O Sinpro Minas encaminhou, ainda, a várias instâncias do poder público, um dossiê sobre as irregularidades na instituição de ensino, solicitando rapidez na apuração das denúncias de que o Promove teria recorrido a um artifício ilícito ao abrir uma offshore em paraíso fiscal no Uruguai, desde 2003, com o objetivo de blindar o patrimônio da escola.
O caso Promove ilustra bem algo que não é novidade para muitos professores: que muitos empresários da educação, preocupados unicamente com o lucro do negócio, pouco ou nada se importam com a qualidade do ensino e com as condições de trabalho e vida dos professores.
Retrospectiva
Desde 2003, os professores do Promove conviviam com atrasos no pagamento dos salários e descumprimento da legislação trabalhista.
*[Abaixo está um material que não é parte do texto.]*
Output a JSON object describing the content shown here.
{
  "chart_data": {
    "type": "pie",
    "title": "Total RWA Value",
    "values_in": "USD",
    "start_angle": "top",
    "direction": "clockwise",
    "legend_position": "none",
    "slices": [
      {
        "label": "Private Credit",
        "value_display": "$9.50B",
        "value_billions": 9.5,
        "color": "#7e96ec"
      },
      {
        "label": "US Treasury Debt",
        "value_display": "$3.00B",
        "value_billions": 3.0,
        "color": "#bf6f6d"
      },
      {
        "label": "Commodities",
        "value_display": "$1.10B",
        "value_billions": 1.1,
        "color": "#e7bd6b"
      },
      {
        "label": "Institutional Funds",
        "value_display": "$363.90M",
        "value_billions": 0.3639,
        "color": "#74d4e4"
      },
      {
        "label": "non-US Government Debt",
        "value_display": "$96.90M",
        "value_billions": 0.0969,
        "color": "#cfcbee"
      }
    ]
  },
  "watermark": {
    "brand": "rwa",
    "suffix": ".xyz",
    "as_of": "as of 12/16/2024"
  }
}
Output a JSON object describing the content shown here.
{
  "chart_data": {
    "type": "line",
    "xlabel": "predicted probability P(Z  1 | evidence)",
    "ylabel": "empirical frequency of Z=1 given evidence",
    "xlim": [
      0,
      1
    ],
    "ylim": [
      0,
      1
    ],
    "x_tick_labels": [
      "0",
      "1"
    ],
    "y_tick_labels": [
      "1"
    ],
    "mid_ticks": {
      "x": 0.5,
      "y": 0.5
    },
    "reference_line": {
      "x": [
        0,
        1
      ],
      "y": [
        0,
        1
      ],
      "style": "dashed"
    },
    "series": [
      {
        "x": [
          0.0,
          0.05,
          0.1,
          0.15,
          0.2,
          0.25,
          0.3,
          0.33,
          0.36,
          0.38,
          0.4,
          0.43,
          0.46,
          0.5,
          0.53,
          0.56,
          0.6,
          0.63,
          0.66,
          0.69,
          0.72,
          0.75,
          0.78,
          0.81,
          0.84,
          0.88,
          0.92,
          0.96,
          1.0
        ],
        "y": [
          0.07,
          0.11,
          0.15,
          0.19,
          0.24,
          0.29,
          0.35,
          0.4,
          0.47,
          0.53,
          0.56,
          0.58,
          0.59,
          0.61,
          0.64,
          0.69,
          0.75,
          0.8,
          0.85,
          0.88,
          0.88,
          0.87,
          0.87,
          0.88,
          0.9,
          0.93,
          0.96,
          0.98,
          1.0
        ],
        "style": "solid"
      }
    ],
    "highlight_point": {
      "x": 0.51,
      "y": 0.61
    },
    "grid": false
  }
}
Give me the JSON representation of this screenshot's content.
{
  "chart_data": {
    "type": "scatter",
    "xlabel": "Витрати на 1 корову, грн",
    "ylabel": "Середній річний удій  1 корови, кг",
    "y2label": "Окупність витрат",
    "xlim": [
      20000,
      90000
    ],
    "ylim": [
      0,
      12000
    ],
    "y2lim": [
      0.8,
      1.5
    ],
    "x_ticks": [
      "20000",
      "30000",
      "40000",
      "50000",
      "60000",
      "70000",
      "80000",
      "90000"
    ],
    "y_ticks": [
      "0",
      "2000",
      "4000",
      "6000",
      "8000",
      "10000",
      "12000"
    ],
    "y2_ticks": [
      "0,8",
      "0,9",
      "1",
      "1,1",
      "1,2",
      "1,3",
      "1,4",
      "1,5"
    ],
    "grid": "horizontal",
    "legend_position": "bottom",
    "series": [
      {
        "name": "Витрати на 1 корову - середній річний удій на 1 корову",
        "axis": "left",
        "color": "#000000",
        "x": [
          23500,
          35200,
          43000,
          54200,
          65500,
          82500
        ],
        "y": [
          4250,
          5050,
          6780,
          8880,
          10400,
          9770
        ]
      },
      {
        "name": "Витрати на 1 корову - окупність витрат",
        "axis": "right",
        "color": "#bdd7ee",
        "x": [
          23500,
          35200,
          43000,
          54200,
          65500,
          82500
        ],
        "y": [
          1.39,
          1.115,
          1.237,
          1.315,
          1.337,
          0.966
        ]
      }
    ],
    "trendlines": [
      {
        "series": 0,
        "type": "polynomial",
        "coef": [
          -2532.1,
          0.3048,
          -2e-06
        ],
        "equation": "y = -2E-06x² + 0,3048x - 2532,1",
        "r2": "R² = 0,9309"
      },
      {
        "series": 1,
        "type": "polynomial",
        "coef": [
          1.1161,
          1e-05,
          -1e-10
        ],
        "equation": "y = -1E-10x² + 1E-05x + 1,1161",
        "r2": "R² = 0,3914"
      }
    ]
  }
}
O Sinpro Minas realizou várias assembléias, assim como buscou a intermediação da Delegacia Regional do Trabalho e do Ministério Público e ajuizou ações de cumprimento para a regularização das pendências trabalhistas. Os professores chegaram a fazer um dia de paralisação em setembro de 2006.
A Soebras apresentou um acordo, que previa o pagamento de parte do passivo trabalhista dos professores. Após várias tentativas de negociação, o Sinpro Minas decidiu por não assinar o acordo, considerado lesivo aos direitos dos professores. Essa decisão teve o aval da Delegacia Regional do Trabalho de Minas Gerais.